È la storia di un emigrato italiano in Svizzera che, per trovare lavoro, si finge, appunto, svizzero. Un giorno lui entra in un bar per vedere alla tv la partita Italia-Svizzera; ha appena ordinato “Ein Bier, bitte” (una birra, per favore), quando l’Italia segna. Allora lui urla a squarciagola, tra la sorpresa generale: “goooooool”.
Ecco quello che hanno sentito dentro di loro i marocchini d’Italia. Riscatto. Una squadra di calciatori che giocano fuori dal proprio paese, richiamati per formare la nazionale, ha dato un momento di pausa alle umiliazioni, alla xenofobia, all’islamofobia, – quando non al vero e proprio razzismo – vale a dire un attimo di discontinuità alla pressione di tutto quell’armamentario ideologico che serve a sfruttare di più la manodopera e – colpevolizzandola – a pagarla di meno.
Siccome dai diamanti non nasce niente, dal letame nascono i fior, poetava De Andrè. Ecco che da quella montagna di barili di petrolio, di soldi, di corruzione, di interessi politico-finanziari, di inquinamento, di cemento armato e di morti nei cantieri, in un parola, da quella montagna di merda che sono i Mondiali in Qatar, è nato il fiore del riscatto sociale.
Un fiore improvvisamente spuntato sulla pietra tombale delle politiche anti-migratorie, delle smargiassate contro i naufraghi, della riduzione in schiavitù dei braccianti, della sufficienza con cui si trattano gli ambulanti, chiamati spregiativamente “vu comprà”, dello stesso uso dell’aggettivo “marocchino” come epiteto dell’intolleranza, cui disprezzare tutti gli arabi che vivono e lavorano nel nostro paese.
Un fiore pieno di spine per la destra reazionaria, che disprezza i poveri, che odia i proletari, che pretende di eliminare la giustizia sociale, contrastare la solidarietà, che ha nostalgie coloniali, suprematiste, che non sopporta chi si ribella – anche solo per una notte di gioia calcistica – contro la condizione materiale e psicologica della presunta subalternità culturale.

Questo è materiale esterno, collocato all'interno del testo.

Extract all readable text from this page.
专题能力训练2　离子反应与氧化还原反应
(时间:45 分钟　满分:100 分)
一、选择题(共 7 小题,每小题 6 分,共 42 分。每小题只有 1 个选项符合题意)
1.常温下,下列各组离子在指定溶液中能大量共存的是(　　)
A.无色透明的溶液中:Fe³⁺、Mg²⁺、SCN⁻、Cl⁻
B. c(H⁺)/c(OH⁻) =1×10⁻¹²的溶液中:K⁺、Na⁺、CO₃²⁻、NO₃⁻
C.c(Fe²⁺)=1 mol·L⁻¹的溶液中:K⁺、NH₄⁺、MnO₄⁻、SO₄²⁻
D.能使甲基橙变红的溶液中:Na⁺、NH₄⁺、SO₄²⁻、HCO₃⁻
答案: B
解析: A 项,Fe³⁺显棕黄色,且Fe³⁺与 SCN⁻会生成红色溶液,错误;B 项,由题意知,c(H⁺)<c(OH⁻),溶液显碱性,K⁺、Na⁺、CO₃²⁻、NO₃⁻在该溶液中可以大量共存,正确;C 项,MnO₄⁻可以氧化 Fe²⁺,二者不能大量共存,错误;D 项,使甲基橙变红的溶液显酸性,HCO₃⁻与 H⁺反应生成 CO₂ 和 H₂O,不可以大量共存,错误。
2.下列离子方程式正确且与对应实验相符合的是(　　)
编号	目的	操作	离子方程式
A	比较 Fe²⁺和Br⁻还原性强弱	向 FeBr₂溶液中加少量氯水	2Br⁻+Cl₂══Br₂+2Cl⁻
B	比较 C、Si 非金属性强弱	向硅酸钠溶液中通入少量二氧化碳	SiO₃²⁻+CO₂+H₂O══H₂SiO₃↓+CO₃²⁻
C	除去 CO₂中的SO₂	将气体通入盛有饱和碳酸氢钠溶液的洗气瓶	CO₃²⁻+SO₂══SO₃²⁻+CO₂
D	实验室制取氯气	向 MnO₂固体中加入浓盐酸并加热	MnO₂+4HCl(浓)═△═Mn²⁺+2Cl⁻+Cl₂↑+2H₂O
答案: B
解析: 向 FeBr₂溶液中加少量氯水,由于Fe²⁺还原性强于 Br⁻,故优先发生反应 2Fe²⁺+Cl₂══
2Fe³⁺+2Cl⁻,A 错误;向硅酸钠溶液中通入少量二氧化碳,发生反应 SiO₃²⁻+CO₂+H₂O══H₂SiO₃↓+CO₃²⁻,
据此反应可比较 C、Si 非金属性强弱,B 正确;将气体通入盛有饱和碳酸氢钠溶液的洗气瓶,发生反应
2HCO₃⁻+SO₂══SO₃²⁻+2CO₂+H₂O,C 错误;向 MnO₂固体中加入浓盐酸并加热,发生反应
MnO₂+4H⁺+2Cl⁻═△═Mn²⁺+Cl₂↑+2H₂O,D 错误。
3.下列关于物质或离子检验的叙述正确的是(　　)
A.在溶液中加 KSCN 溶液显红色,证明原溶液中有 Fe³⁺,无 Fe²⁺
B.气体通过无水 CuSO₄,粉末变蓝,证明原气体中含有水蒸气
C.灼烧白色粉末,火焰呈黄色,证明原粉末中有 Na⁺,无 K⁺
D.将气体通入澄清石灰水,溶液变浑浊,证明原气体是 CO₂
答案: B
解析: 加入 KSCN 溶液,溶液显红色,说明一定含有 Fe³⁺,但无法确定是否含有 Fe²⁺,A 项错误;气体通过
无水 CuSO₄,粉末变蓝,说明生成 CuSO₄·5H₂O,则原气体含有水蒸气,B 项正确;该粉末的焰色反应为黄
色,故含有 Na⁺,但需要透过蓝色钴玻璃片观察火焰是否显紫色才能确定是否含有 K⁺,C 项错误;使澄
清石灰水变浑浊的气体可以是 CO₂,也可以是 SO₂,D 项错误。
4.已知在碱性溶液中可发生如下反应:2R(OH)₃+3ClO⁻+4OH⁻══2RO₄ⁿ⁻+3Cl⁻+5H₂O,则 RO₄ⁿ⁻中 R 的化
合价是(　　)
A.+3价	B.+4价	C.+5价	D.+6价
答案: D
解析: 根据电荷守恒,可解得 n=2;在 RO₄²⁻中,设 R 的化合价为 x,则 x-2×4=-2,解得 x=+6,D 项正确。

È un fiore che, però, appassisce presto se non ce ne prendiamo cura, in un paese che sta per attraversare un lungo e duro periodo di recessione, e si prepara alla guerra tra i poveri, fomentata da misure finanziarie nate per mettere gli uni contro gli altri, perché possano continuare indisturbati gli extra profitti, i privilegi e gli arricchimenti, coccolati dalle politiche neoliberiste, stella polare dei governi occidentali.
È bello che una squadra di calcio di emigrati abbia reso onore a una moltitudine di immigrati.
Però non basta fare il tifo per loro, bisognerebbe diventare una sola squadra che sappia affrontare il vero grande campionato, quello che si gioca ogni giorno contro la crisi energetica, la distruzione ambientale, l’inflazione, il carovita, allenati dalle ciniche e fameliche politiche neoliberiste.
Come è successo l’altra sera a Parigi, dove ai festeggiamenti dei tifosi per la vittoria del Marocco sul Portogallo, si sono poi aggiunti quelli dei francesi, per la vittoria sull’Inghilterra. Tutti insieme sugli Champs Elyées.
La nostra vita è un mondiale che ha come temibili avversari il bellicismo atlantista, la destra sovranista e reazionaria, il neoimperialismo, i loro apparati repressivi, la loro forza finanziaria, le loro tecnologie di controllo.
Però, se una squadra di calcio nordafricana – finora sottovalutata – è riuscita a battere blasonati avversari, chi può dire che non c’è partita?